Two studies published recently in Nature Medicine describe new approaches for reducing inflammation mediated by the protein NLRP3 (NACHT, LRR and PYD domains-containing protein 3). The results indicate that NLRP3 could be a target for treating several disorders, including Alzheimer disease (AD), epilepsy and multiple sclerosis (MS).

NLRP3 becomes active in response to various environmental and pathogen-related factors, thus starting a chain of inflammatory events that includes upregulation of the proinflammatory cytokine IL-1β. Increased activation of the NLRP3 inflammasome has been observed in a range of autoinflammatory diseases, but a selective treatment has so far proven elusive.

A team led by Matthew Cooper synthesized a small-molecule compound, MCC950, that had previously been described in a large library of IL-1β inhibitors. The investigators then tested this agent in vitro, using multiple cultures derived from mouse and human cells. These tests revealed MCC950 to be a highly potent and selective inhibitor of NLRP3.

Cooper and colleagues then administered MCC950 to mice with experimental autoimmune encephalomyelitis (EAE), a model of MS. The compound delayed onset of EAE and reduced disease severity relative to control mice.

The really exciting next steps will be to look at cerebral inflammation...

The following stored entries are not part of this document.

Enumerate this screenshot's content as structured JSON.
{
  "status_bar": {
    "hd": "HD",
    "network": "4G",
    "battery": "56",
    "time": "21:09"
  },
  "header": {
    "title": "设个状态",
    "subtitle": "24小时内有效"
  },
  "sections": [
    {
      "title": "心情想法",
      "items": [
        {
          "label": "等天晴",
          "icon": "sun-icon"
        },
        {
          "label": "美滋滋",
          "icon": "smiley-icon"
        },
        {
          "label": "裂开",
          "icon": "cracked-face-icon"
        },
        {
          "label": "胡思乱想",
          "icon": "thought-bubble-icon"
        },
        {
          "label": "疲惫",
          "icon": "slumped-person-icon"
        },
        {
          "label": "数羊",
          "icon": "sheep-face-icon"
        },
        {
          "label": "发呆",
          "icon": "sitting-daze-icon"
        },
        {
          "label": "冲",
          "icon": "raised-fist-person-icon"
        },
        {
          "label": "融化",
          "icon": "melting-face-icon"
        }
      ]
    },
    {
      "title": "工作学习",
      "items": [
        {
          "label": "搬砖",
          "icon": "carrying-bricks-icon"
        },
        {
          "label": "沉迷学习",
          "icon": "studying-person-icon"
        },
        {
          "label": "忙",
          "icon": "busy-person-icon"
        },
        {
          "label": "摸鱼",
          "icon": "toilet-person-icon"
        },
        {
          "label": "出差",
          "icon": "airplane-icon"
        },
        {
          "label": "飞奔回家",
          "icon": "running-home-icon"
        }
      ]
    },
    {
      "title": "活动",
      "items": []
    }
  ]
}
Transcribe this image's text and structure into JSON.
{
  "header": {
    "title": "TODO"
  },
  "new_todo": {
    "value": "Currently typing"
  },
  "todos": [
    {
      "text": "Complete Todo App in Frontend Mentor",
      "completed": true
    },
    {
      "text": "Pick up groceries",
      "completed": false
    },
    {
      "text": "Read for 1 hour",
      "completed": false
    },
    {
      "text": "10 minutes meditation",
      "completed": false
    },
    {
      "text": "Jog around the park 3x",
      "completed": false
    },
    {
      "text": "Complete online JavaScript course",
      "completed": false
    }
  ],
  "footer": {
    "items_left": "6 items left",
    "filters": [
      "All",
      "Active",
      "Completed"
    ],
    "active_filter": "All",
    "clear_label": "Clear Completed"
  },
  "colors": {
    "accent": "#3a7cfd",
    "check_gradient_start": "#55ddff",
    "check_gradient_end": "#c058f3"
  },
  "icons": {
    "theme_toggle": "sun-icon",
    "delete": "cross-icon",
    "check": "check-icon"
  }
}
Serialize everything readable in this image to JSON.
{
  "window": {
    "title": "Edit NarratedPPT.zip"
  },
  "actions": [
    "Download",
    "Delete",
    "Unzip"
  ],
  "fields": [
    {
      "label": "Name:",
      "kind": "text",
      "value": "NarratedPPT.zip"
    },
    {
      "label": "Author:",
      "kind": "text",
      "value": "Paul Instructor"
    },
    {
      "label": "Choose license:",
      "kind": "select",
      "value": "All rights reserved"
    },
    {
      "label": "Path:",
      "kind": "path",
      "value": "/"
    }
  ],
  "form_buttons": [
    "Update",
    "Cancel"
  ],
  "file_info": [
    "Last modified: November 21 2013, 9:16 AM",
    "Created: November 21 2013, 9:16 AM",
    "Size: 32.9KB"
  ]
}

“In several animal models and ex vivo human samples, we found that we can block inflammation with this potent small molecule,” Cooper explains. “The really exciting next steps will be to look at cerebral inflammation in diseases such as AD, Parkinson disease, amyotrophic lateral sclerosis and others.”

An increasingly popular nonpharmacological strategy for managing inflammation is the ketogenic diet, which has also proved to be an effective treatment for epilepsy. However, the mechanisms by which ketones yield these effects are not clear.

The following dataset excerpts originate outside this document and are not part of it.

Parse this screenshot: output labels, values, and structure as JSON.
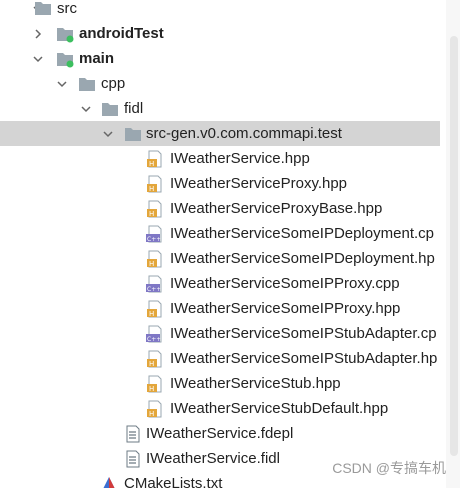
{
  "tree": {
    "items": [
      {
        "label": "src",
        "icon": "folder-icon",
        "expanded": true
      },
      {
        "label": "androidTest",
        "icon": "test-folder-icon",
        "expanded": false
      },
      {
        "label": "main",
        "icon": "source-folder-icon",
        "expanded": true
      },
      {
        "label": "cpp",
        "icon": "folder-icon",
        "expanded": true
      },
      {
        "label": "fidl",
        "icon": "folder-icon",
        "expanded": true
      },
      {
        "label": "src-gen.v0.com.commapi.test",
        "icon": "folder-icon",
        "expanded": true,
        "selected": true
      },
      {
        "label": "IWeatherService.hpp",
        "icon": "hpp-file-icon"
      },
      {
        "label": "IWeatherServiceProxy.hpp",
        "icon": "hpp-file-icon"
      },
      {
        "label": "IWeatherServiceProxyBase.hpp",
        "icon": "hpp-file-icon"
      },
      {
        "label": "IWeatherServiceSomeIPDeployment.cp",
        "icon": "cpp-file-icon"
      },
      {
        "label": "IWeatherServiceSomeIPDeployment.hp",
        "icon": "hpp-file-icon"
      },
      {
        "label": "IWeatherServiceSomeIPProxy.cpp",
        "icon": "cpp-file-icon"
      },
      {
        "label": "IWeatherServiceSomeIPProxy.hpp",
        "icon": "hpp-file-icon"
      },
      {
        "label": "IWeatherServiceSomeIPStubAdapter.cp",
        "icon": "cpp-file-icon"
      },
      {
        "label": "IWeatherServiceSomeIPStubAdapter.hp",
        "icon": "hpp-file-icon"
      },
      {
        "label": "IWeatherServiceStub.hpp",
        "icon": "hpp-file-icon"
      },
      {
        "label": "IWeatherServiceStubDefault.hpp",
        "icon": "hpp-file-icon"
      },
      {
        "label": "IWeatherService.fdepl",
        "icon": "text-file-icon"
      },
      {
        "label": "IWeatherService.fidl",
        "icon": "text-file-icon"
      },
      {
        "label": "CMakeLists.txt",
        "icon": "cmake-icon"
      }
    ]
  },
  "watermark": "CSDN @专搞车机",
  "colors": {
    "folder": "#9aa7b0",
    "hpp_badge": "#e3a63b",
    "cpp_badge": "#7f77c5",
    "test_dot": "#3cbf5f",
    "selection": "#d4d4d4",
    "cmake": "#3d6fd1"
  }
}
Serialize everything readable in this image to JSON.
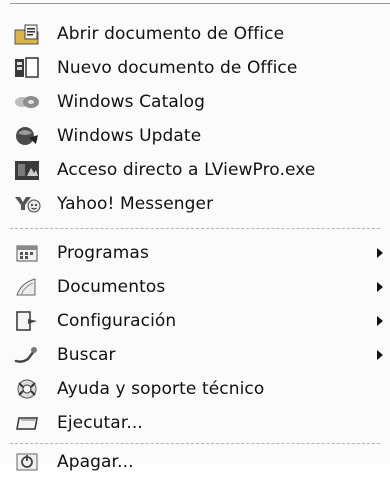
{
  "pinned": [
    {
      "label": "Abrir documento de Office",
      "icon": "open-office-document-icon"
    },
    {
      "label": "Nuevo documento de Office",
      "icon": "new-office-document-icon"
    },
    {
      "label": "Windows Catalog",
      "icon": "windows-catalog-icon"
    },
    {
      "label": "Windows Update",
      "icon": "windows-update-icon"
    },
    {
      "label": "Acceso directo a LViewPro.exe",
      "icon": "lviewpro-icon"
    },
    {
      "label": "Yahoo! Messenger",
      "icon": "yahoo-messenger-icon"
    }
  ],
  "system": [
    {
      "label": "Programas",
      "icon": "programs-icon",
      "submenu": true
    },
    {
      "label": "Documentos",
      "icon": "documents-icon",
      "submenu": true
    },
    {
      "label": "Configuración",
      "icon": "settings-icon",
      "submenu": true
    },
    {
      "label": "Buscar",
      "icon": "search-icon",
      "submenu": true
    },
    {
      "label": "Ayuda y soporte técnico",
      "icon": "help-icon",
      "submenu": false
    },
    {
      "label": "Ejecutar...",
      "icon": "run-icon",
      "submenu": false
    }
  ],
  "shutdown": {
    "label": "Apagar...",
    "icon": "shutdown-icon"
  }
}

Vishwa Deep Dixit and co-workers isolated two major ketone bodies produced by the ketogenic diet, β-hydroxybutyrate (BHB) and acetoacetate. The investigators then treated macrophages derived from mouse bone marrow with these ketones, and recorded inflammatory responses to lipopolysaccharide, monosodium urate and other challenges.

“BHB, but not structurally related ketone bodies, substantially blocked NLRP3 inflammasome activation in response to multiple proinflammatory factors,” explains Dixit. The macrophages treated with BHB responded normally to factors that provoke other pathways, such as NLRC4 activation after Salmonella infection, suggesting that BHB selectively targets NLRP3.

“Ketogenic diets could be relevant against several inflammatory disorders just as they have been used in people with drug-resistant epilepsy,” concludes Dixit. Pharmacological manipulation of BHB might also be a viable approach to the amelioration of inflammation.